Sitronics (Ситро́никс) is a Russian microelectronics company owned by Sistema Holdings. Based in Moscow, its main products are electronics fabs. It has R&D facilities NIIME and Mikron in Zelenograd, and other facilities elsewhere in Eastern Europe.

==History==
Sitronics was founded in 1997 in Zelenograd, initially called Scientific Center. By 2000, the company was a fully vertically-integrated company, organized into three business streams: Telecom Solutions, Information Technologies, and Microelectronic Solutions. The first focused on the production of software and hardware for fixed and mobile communications operators and corporations in the communications services sector, while the second handled consulting, enterprise management systems, system integration, distribution, training, and after-sales services, among others. The third stream specialized in the designing, manufacturing, and sale of microelectronic products such as computer chips and smart cards. Mikron – a division of this third unit – was focused on the development of RFID labels, reportedly producing 50 million tags monthly in 2013, making it Russia's largest producer of the technology.

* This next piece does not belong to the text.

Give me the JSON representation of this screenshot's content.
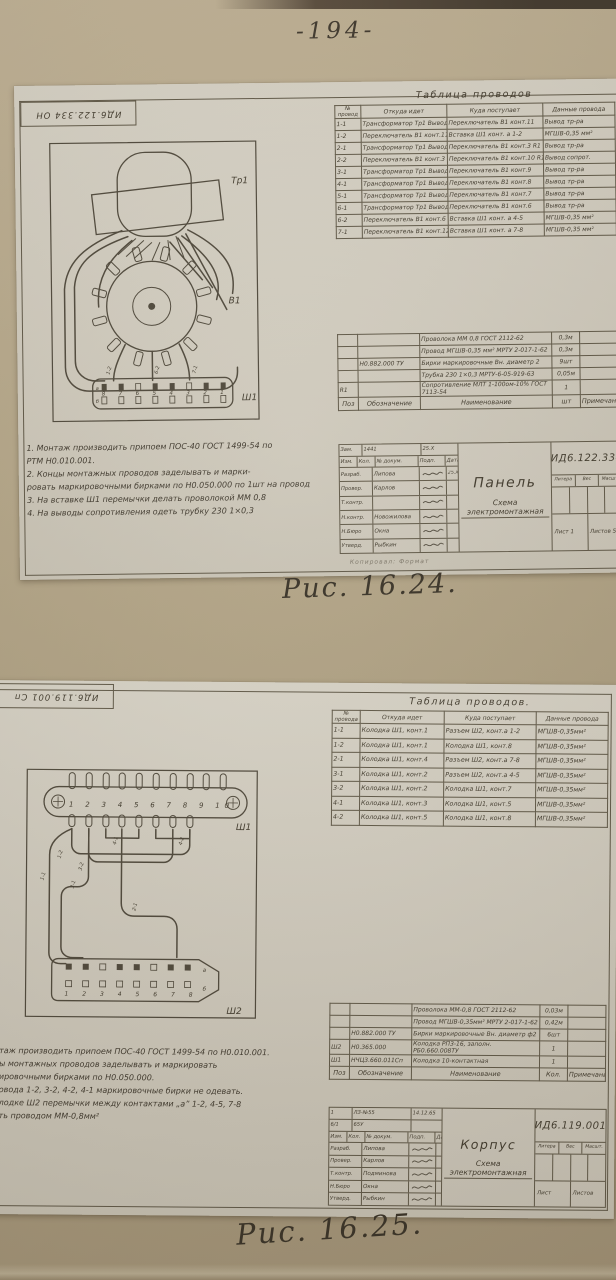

In January 2005, its headquarters was moved to Moscow. By November 2005, the company renamed to Sitrionics. It began an aggressive internationalization strategy based on partnerships with regional and national tech companies including Cisco Systems, STMicroelectronics, Infineon, Giesecke+Devrient, Siemens, Motorola, Oracle, Intel, Sun Microsystems, and Microsoft. On February 7, 2007, the company placed an IPO on the London Stock Exchange. Through a series of acquisitions, it became a leading Russian microelectronics company, earning more than $1 billion in the first three quarters of 2007. Despite losses in 2007, the company remained part of Sistema as it was expanding its product portfolio, bidding for large telecommunications contracts including a $1 billion deal to build a network in Saudi Arabia. The company was delisted from the London Stock Exchange in 2012.

In August 2021, Sitronics acquired a 71.06% stake in the space-tech company Sputnix.

== Operation ==
Sitronics Group is engaged in the digitalization of strategic sectors of the economy, including shipping and marine navigation, the implementation of integrated solutions for smart cities and security, as well as the development of IoT systems and software.

One of the priority activities of Sitronics Group is the production of its own IT equipment. The company has launched mass production of domestically produced servers under its own brand. The company is also creating charging infrastructure for electric vehicles throughout Russia. The company has a modern software platform for monitoring and managing equipment, including charging stations, which have successfully established themselves in the charging services market.

==Telecommunications==
Sitronics launched the first smartphone that featured GLONASS technology in 2010. One of its most important ventures overseas was a joint-venture with ZTE Corporation, holding 51 percent to the latter's 49 percent, enabling the former to migrate its mass manufacturing and production capacity from Europe to Southeast Asia.